On Saturday, Henley’s Holy Trinity Church was the venue for a one-day workshop aimed at honing the singers’ performance of The Dream of Gerontius
and cementing their understanding of it.
Speaking on Friday, Ben told the Henley Standard
: “It gives us a chance to explore the piece over a bit more time, because obviously at our Monday night rehearsals we’ve got to get through the notes — we’ve got millions of notes to learn and things like that.
“Tomorrow [Saturday] is more of a chance to relax into it and really explore what the piece is about, what it means.
“He [Gerontius] goes up to heaven and looks God in the eye. There’s a sort of journey of the soul immediately after death.
“Which sounds really morbid — and it is quite dreary, actually, in lots of ways — but it’s amazing music and very poignant.
“Having done that, Gerontius realises how flawed he is in comparison to God, and then his soul ends up in purgatory as a place where it can heal itself.”
To modern sensibilities, that might not sound like the happiest of endings, but as Ben makes clear the theological debate over the nature of purgatory has a long history.
“Well, it’s interesting because this text, which is a poem by Cardinal Newman, was really trying to re-establish purgatory as something positive.
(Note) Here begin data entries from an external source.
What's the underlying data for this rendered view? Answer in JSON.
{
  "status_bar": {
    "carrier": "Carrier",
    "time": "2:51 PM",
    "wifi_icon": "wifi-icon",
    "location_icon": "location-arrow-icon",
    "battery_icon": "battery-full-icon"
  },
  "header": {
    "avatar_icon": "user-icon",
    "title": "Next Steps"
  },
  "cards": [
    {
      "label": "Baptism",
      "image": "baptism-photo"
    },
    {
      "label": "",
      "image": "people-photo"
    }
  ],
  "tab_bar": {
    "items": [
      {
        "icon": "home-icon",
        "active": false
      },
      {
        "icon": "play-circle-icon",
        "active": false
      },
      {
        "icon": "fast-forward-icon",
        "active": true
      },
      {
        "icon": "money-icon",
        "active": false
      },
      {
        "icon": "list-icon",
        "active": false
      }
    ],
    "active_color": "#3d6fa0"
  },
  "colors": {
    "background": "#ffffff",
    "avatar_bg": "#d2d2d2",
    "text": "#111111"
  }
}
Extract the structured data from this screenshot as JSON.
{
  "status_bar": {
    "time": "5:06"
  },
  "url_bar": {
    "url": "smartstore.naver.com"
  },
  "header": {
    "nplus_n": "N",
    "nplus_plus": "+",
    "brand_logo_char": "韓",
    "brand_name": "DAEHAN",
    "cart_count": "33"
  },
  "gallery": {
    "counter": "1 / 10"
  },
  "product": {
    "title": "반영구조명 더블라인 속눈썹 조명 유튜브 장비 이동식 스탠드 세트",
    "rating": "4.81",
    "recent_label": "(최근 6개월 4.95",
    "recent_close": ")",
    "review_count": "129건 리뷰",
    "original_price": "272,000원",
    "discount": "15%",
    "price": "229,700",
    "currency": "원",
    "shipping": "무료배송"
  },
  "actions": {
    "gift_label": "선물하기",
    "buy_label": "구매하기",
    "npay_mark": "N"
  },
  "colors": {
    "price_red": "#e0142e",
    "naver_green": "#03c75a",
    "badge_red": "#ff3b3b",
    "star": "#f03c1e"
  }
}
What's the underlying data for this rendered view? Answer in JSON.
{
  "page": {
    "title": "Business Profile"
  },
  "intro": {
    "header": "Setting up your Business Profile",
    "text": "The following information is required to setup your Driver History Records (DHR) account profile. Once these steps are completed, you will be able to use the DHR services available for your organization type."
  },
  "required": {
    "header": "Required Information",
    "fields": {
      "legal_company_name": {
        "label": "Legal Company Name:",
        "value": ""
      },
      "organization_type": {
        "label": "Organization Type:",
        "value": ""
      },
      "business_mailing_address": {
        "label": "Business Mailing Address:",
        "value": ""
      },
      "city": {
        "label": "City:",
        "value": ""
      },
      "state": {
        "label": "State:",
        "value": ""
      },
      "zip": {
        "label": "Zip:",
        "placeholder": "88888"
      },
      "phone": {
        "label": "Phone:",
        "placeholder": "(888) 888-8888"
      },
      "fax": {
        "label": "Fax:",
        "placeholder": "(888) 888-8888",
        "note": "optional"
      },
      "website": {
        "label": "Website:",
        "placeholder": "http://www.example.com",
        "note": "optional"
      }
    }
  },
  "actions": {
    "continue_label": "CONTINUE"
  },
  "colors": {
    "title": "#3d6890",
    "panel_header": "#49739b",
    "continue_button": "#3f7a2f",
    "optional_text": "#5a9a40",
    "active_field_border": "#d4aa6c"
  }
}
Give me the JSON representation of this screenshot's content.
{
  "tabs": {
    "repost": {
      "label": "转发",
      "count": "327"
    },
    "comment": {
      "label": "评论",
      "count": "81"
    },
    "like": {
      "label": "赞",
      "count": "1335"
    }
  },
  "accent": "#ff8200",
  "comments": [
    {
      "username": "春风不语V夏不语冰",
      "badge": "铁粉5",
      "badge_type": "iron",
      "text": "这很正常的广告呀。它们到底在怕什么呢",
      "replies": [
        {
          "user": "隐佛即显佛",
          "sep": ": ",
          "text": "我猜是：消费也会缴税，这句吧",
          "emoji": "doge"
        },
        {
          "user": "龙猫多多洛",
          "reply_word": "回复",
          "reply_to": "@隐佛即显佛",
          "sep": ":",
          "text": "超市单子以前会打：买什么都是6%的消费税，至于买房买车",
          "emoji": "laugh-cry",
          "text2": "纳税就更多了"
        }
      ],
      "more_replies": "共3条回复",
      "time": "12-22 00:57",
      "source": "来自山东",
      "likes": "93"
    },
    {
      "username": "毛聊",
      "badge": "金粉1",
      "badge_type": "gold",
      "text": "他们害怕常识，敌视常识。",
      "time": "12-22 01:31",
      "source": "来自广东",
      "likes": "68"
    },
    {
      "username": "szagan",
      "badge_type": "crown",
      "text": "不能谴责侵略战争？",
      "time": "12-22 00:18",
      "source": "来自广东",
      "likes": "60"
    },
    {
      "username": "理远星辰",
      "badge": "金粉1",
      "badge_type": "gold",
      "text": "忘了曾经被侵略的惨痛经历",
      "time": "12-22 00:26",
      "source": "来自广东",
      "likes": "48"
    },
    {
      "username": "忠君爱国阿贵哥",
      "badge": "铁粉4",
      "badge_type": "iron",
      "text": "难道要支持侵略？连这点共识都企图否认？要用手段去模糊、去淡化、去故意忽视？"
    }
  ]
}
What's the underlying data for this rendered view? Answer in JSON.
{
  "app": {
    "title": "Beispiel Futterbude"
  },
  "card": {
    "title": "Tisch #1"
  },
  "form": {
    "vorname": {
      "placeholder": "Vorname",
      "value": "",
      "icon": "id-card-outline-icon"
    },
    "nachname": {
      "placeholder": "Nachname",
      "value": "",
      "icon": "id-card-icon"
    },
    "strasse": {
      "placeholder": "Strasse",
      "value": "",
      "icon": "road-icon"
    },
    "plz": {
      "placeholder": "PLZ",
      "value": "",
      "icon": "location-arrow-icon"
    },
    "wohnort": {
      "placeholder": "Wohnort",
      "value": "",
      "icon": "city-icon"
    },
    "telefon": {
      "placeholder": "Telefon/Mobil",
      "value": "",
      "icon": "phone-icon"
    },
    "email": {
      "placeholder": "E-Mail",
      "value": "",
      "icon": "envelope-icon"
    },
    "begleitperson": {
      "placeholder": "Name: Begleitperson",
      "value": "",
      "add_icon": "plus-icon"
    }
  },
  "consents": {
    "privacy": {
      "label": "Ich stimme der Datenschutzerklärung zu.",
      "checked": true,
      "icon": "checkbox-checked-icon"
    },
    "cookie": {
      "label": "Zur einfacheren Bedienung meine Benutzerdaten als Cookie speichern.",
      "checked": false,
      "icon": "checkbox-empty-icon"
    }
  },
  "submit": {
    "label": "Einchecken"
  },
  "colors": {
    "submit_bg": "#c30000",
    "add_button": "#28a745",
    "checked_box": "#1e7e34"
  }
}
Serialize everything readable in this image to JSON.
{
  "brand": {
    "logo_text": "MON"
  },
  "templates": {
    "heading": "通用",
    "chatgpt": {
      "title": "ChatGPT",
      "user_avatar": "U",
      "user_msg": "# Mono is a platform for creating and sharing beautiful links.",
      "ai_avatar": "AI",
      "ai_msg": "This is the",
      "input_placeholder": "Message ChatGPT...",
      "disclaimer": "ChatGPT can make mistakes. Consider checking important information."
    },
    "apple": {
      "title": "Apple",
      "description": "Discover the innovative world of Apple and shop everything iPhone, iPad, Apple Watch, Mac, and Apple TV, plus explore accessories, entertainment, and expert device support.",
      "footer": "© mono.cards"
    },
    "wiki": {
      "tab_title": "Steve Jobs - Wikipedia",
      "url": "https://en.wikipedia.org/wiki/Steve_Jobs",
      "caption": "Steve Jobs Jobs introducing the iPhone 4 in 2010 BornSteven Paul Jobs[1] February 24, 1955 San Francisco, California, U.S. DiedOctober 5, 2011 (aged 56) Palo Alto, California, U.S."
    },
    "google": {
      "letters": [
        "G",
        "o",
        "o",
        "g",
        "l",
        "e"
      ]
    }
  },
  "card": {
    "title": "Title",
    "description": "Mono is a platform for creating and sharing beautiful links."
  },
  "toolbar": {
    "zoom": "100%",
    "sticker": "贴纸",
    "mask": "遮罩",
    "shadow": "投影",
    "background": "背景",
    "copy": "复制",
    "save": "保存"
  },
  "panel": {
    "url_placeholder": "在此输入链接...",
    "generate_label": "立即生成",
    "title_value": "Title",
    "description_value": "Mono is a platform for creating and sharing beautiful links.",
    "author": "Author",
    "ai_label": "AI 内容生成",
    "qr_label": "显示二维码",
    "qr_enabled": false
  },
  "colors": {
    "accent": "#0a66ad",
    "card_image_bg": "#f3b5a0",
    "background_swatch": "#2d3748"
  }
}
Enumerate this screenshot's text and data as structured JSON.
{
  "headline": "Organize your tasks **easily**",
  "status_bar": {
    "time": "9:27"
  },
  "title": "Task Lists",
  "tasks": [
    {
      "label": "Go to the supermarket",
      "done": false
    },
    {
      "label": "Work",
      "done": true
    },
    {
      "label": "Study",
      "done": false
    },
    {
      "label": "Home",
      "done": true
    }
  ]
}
It had really fallen into this idea of purgatory being a sort of terrifying, hellish place — a sort of punishment.
“And actually, Cardinal Newman in the poem tries to redress the balance, tries to suggest that purgatory is not this hellish realm at all but a place of cleansing and healing.”
Elgar’s version of The Dream of Gerontius
falls into two parts, running for around an hour and a half in total.
Among the talented musicians joining the production are tenor Joshua Ellicott — hailed as “outstanding” by the Times
— who will play Gerontius.
Mezzo-soprano Yvonne Howard has received critical acclaim for previous interpretations of the Angel, while bass soloist Matthew Brook has been described by the Observer
as turning “everything he sings to gold”.
Henley Choral Society chairman Susan Edwards said: “Ben is an inspirational conductor and under his expert guidance we have delivered some outstanding performances.
“We are of course extremely sad to see Ben go, but are all delighted that our last performance with him will be a spectacular performance in such a fitting venue as the Reading Concert Hall.”
She added: “To make life a little easier for Henley residents, coaches are being put on to take audience members from Henley Station via Shiplake to the Reading Concert Hall and back again after the performance. So do come and join us for an unforgettable musical experience.”
Tickets for the concert are priced £18 and can be booked by calling Jan French on (01491) 572795. They are also available over the counter from Gorvett & Stone, 21 Duke Street, Henley. Coach tickets are £7 return and must be booked before Friday, February 26.